Weaker commodity prices and a downgrade of China's credit score by Moody's Investors Service spelled trouble for the mining sector.

Rio Tinto (RIO), Fresnillo (FRES) and Randgold Resources (RRS) led the sector lower as Moody's downgrade triggered concerns about the outlook for China's economy.

But the mining blues weren't severe enough to put the FTSE 100 into negative territory. In late morning, trading it was up 0.2% to 7,503, supported by gains among pharma, financial and utility stocks.

Brent crude oil advanced 0.4% to $54.36 per barrel. Copper slipped 0.2% to $5,688 per tonne and gold cheapened 0.4% to $1,249 per ounce.

OVERSEAS MARKETS

Overnight, the S&P 500 gained 0.2% to 2,398 as investors responded positively to US president Donald Trump's budget plan and overlooked a subdued report concerning US home sales.

On Wednesday, both China's SSE Composite and Hong Kong's Hang Seng were flat as investors were cautious following Moody's downgrade on China.

FTSE 100 RISERS AND FALLERS

Marks & Spencer (MKS) ticked 2.1% higher to 396p as full year results weren't as bad as feared.

Shares in Mediclinic (MDC) retreated 3.1% to 841.5p after its full year earnings declined by 19% as regulations dragged on performance. The biggest private hospital group in South Africa also warned that increased demand was impacted by lower economic growth and more competition.

Royal Bank of Scotland (RBS) struggled to reach a deal with the investors who accused it of misleading them during a cash call for £12bn at the height of the 2008 financial crisis. Despite the setback, the stock advanced 1.6% to 269.2p.

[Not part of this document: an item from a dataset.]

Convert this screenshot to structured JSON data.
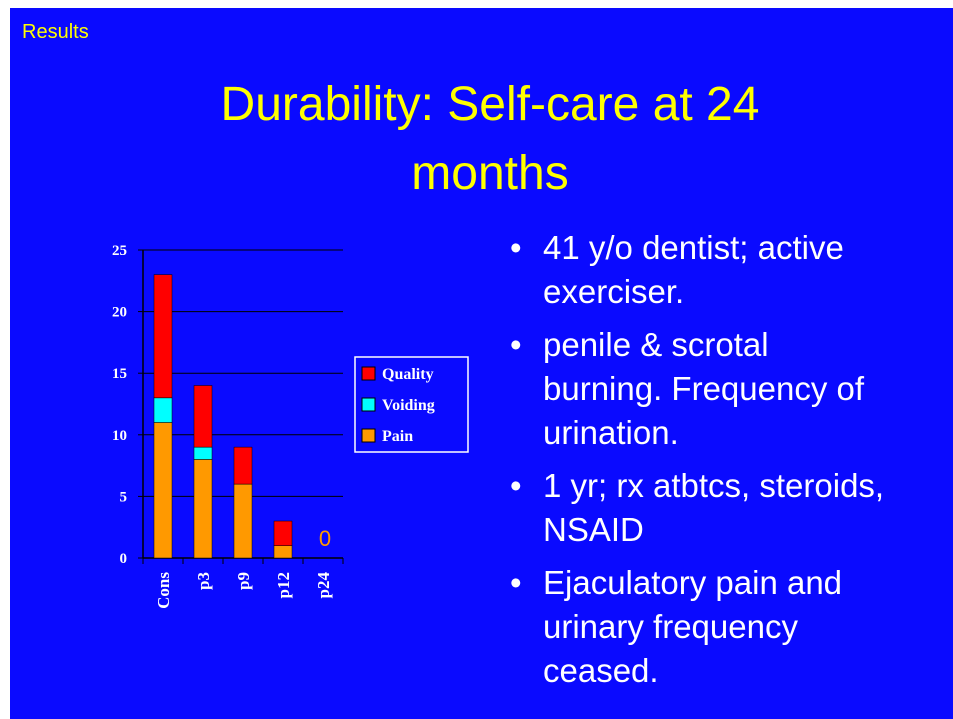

Telecoms company Vodafone (VOD) announced an agreement to combine Melita and Vodafone Malta, which failed to make an impression on the market as the shares were flat at 225.7p.

FTSE 250 RISERS AND FALLERS

Retail group Kingfisher (KGF) suffered a 4.5% slump to 342.8p as its performance in France remained weak and it experienced some business disruption from its ONE Kingfisher plan.

Electrical retailer Dixons Carphone (DC.) exceeded trading forecasts in its fourth quarter and narrowed full year guidance. The firm said it expected pre-tax profit of between £485m to £490m, down from £475m to £495m. The shares were marked 5.6% up to 344.9p.

Pepsi seller Britvic (BVIC) sparked 2.5% to 720.5p as it reported strong sales growth in all its divisions, which was a marked change to its performance last year.

Plastic pipe systems manufacturer Polypipe (PLP) reported its UK operating margins were slightly lower than the previous year, which it hoped to improve through price rises. The stock was broadly unmoved at 428p.

ZPG (ZPG), better known as the parent company for Zoopla, unveiled a 22% jump in half-year revenue thanks to more traffic, which triggered a 3.3% increase in the stock to 369.9p.

Security solutions provider Softcat (SCT) fell 6.9% despite decent trading and expectations that it would deliver strong results later this year.

Shares in John Wood Group (WG.) were down 3% to 738p following its acquisition of CEC Controls for $44m.

SMALL CAP RISERS AND FALLERS

Ten-pin bowling operator Hollywood Bowl (BOWL) said operating profit improved by 18.5% to £13m in the six months to 31 March, sparking a share price rise of 5.4% to 176p.

Billing Services Group (BILL) plummeted 27.2% to 3.5p as it announced Verizon Partner Solutions would no longer accept third party charges for placing its end user telephone bills from the end of 2017.